A third book of poems, Flowers For Hitler, appeared in 1964 and in the same year he became the subject of a film by Donald Brittain, Canada's most noted documentarian. Ladies and Gentlemen, Mr Leonard Cohen, is both a fly-on-the-wall study of Cohen's life in Montreal and an affirmation of his growing visibility on the Canadian cultural scene. The man himself was back on Hydra, finishing a second novel. Beautiful Losers - described by its author as a "disagreeable religious epic" - was published in the spring of 1966. Nothing like it had ever been published in Canada. Its nominal story concerns a scholar in love with a long-dead young Indian woman from the 17th century - it is also a hallucinatory quest for sex, salvation, and history. It dazzled, disturbed, and often disgusted its readers in equal measure. It was followed a few months later by a fourth volume of poetry, Parasites of Heaven. But for all his fame and his fine reviews, he was having trouble paying his rent.
He had a small inheritance and was living half the year in the house on Hydra, which he thought was a fine way to live. But he couldn't get by on a poet's royalties. He was constantly going back to Montreal, taking odd jobs, and hustling for Canada Council grants and other types of support. After the intense and extreme experience of writing his second novel, a product of truly epic consumption of amphetamines and all sorts of psychedelics, he decided to go to Nashville. He had formed the mad idea that perhaps he could write some songs and make a little money that way. At least, that's the story as Cohen himself always liked to tell it. His interest in becoming a songwriter seems actually seems to have developed by degrees, although his personal financial needs were always the primary motivating force.
I couldn't make a living as an author. My books weren't selling. They were receiving very good reviews but my second novel Beautiful Losers sold about 3,000 copies worldwide. The only economic alternative was, I guess, going into teaching or getting a job in a bank.... But I always played the guitar and sang, so it was an economic solution to the problem of making a living and being a writer.
His plan was to go to Nashville and become a songwriter. He never made it there. He stopped first in New York, and there he was put in touch with Judy Collins.
Joan Baez was undoubtedly the reigning queen of early 1960s folk music, but Judy Collins was the next best thing. Both women had started out at the beginning of the decade singing songs from the traditional folk repertoire. After a few albums of this both women were looking for newer songs to sing. Bob Dylan was an obvious source for such material, and Baez - far more interested in politics, drawn first to Dylan's early topical songs, and soon enough to the man himself - had a kind of prior claim. Collins recorded Dylan tunes as well, but she was more musically ambitious than Baez, and more interested in other contemporary songwriters. As Baez simply added more and more Dylan songs to her repertoire of traditional songs, Collins' 1966 album In My Life had a Lennon-McCartney song for its title track and also included songs by Randy Newman, Donovan, and Jacques Brel, as well as two songs by a Canadian poet not known to be a songwriter at all. One of those songs was called "Suzanne."

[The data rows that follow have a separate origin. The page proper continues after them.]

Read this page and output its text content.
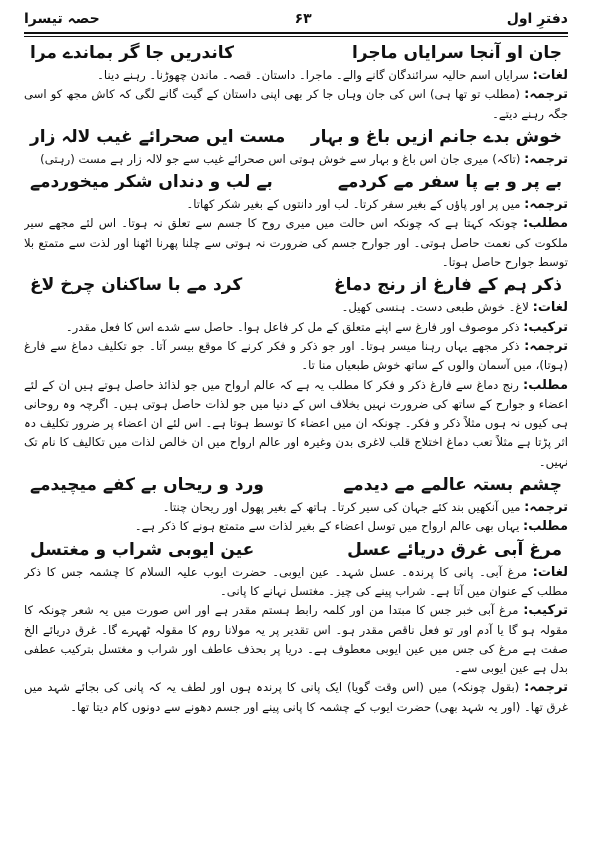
دفترِ اول
۶۳
حصہ تیسرا
جان او آنجا سرایاں ماجرا
کاندریں جا گر بماندے مرا

لغات: سرایاں اسم حالیہ سرائندگان گانے والے۔ ماجرا۔ داستان۔ قصہ۔ ماندن چھوڑنا۔ رہنے دینا۔

ترجمہ: (مطلب تو تھا ہی) اس کی جان وہاں جا کر بھی اپنی داستان کے گیت گانے لگی کہ کاش مجھ کو اسی جگہ رہنے دیتے۔

خوش بدے جانم ازیں باغ و بہار
مست ایں صحرائے غیب لالہ زار

ترجمہ: (تاکہ) میری جان اس باغ و بہار سے خوش ہوتی اس صحرائے غیب سے جو لالہ زار ہے مست (رہتی)

بے پر و بے پا سفر مے کردمے
بے لب و دنداں شکر میخوردمے

ترجمہ: میں پر اور پاؤں کے بغیر سفر کرتا۔ لب اور دانتوں کے بغیر شکر کھاتا۔

مطلب: چونکہ کہتا ہے کہ چونکہ اس حالت میں میری روح کا جسم سے تعلق نہ ہوتا۔ اس لئے مجھے سیر ملکوت کی نعمت حاصل ہوتی۔ اور جوارح جسم کی ضرورت نہ ہوتی سے چلنا پھرنا اٹھنا اور لذت سے متمتع بلا توسط جوارح حاصل ہوتا۔

ذکر ہم کے فارغ از رنج دماغ
کرد مے با ساکنان چرخ لاغ

لغات: لاغ۔ خوش طبعی دست۔ ہنسی کھیل۔

ترکیب: ذکر موصوف اور فارغ سے اپنے متعلق کے مل کر فاعل ہوا۔ حاصل سے شدے اس کا فعل مقدر۔

ترجمہ: ذکر مجھے یہاں رہنا میسر ہوتا۔ اور جو ذکر و فکر کرنے کا موقع بیسر آتا۔ جو تکلیف دماغ سے فارغ (ہوتا)، میں آسمان والوں کے ساتھ خوش طبعیاں منا تا۔

مطلب: رنج دماغ سے فارغ ذکر و فکر کا مطلب یہ ہے کہ عالم ارواح میں جو لذائذ حاصل ہوتے ہیں ان کے لئے اعضاء و جوارح کے ساتھ کی ضرورت نہیں بخلاف اس کے دنیا میں جو لذات حاصل ہوتی ہیں۔ اگرچہ وہ روحانی ہی کیوں نہ ہوں مثلاً ذکر و فکر۔ چونکہ ان میں اعضاء کا توسط ہوتا ہے۔ اس لئے ان اعضاء پر ضرور تکلیف دہ اثر پڑتا ہے مثلاً تعب دماغ اختلاج قلب لاغری بدن وغیرہ اور عالم ارواح میں ان خالص لذات میں تکالیف کا نام تک نہیں۔

چشم بستہ عالمے مے دیدمے
ورد و ریحاں بے کفے میچیدمے

ترجمہ: میں آنکھیں بند کئے جہان کی سیر کرتا۔ ہاتھ کے بغیر پھول اور ریحان چنتا۔

مطلب: یہاں بھی عالم ارواح میں توسل اعضاء کے بغیر لذات سے متمتع ہونے کا ذکر ہے۔

مرغ آبی غرق دریائے عسل
عین ایوبی شراب و مغتسل

لغات: مرغ آبی۔ پانی کا پرندہ۔ عسل شہد۔ عین ایوبی۔ حضرت ایوب علیہ السلام کا چشمہ جس کا ذکر مطلب کے عنوان میں آتا ہے۔ شراب پینے کی چیز۔ مغتسل نہانے کا پانی۔

ترکیب: مرغ آبی خبر جس کا مبتدا من اور کلمہ رابط ہستم مقدر ہے اور اس صورت میں یہ شعر چونکہ کا مقولہ ہو گا یا آدم اور تو فعل ناقص مقدر ہو۔ اس تقدیر پر یہ مولانا روم کا مقولہ ٹھہرے گا۔ غرق دریائے الخ صفت ہے مرغ کی جس میں عین ایوبی معطوف ہے۔ دریا پر بحذف عاطف اور شراب و مغتسل بترکیب عطفی بدل ہے عین ایوبی سے۔

ترجمہ: (بقول چونکہ) میں (اس وقت گویا) ایک پانی کا پرندہ ہوں اور لطف یہ کہ پانی کی بجائے شہد میں غرق تھا۔ (اور یہ شہد بھی) حضرت ایوب کے چشمہ کا پانی پینے اور جسم دھونے سے دونوں کام دیتا تھا۔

Until "Hallelujah" surprisingly became absolutely ubiquitous some thirty years later, "Suzanne" would always be Cohen's most famous song. At this remove it's necessary to remind ourselves just how strange and different it was from everything else at the time. Its first verse seems to describe a night with a woman named Suzanne, although it doesn't seem to be a love song at all. It seems to say much more, in very precise terms, about the setting for this encounter than the woman. The second verse changes the subject completely, imagining Jesus as a sailor who eventually disappears beneath the waves. The last verse takes us back to Suzanne again. Nothing much seems to happen, but it's all described in vivid, memorable images and set to a graceful and somehow inspiring melody. (Cohen would eventually explain that much of it was simply drawn from life. Suzanne was the wife of an old friend, she lived in a part of old Montreal near the river, she really did serve guests that kind of tea. Our lady of the harbour is a statue of the Virgin Mary atop a local church.)
No one in 1966 has ever heard anything like this in a pop song. Only Bob Dylan was writing lyrics of such quality and ambition - but Cohen's lyrics didn't much resemble Dylan's at all. Dylan's literary antecedents (at that time) were quite clearly the American Beat writers, Kerouac and Ginsberg in particular. Dylan shared their fondness for rambling, free-associative narratives. Cohen liked the Beats (they didn't much like him, finding him rather old-fashioned) and their influence can be seen in some of his poetry, especially when he was engaged in satire or humour. Cohen was a twentieth-century poet, and like Eliot or Williams often used the freer verse forms seen in so much of his own time's poetry. But at heart, he was a modern lyric poet - his great hero was Federico Garcia Lorca - and like Lorca, Yeats, and Baudelaire he especially liked to use the most traditional verse forms and load them with the most modern possible content and themes. In his song lyrics as well, Cohen honoured these more traditional literary traditions and forms, in the ways his lines scanned, in the rhymes he chose, and the images he utilized. They were clearly the work of an educated, experienced poet, part of a literary tradition.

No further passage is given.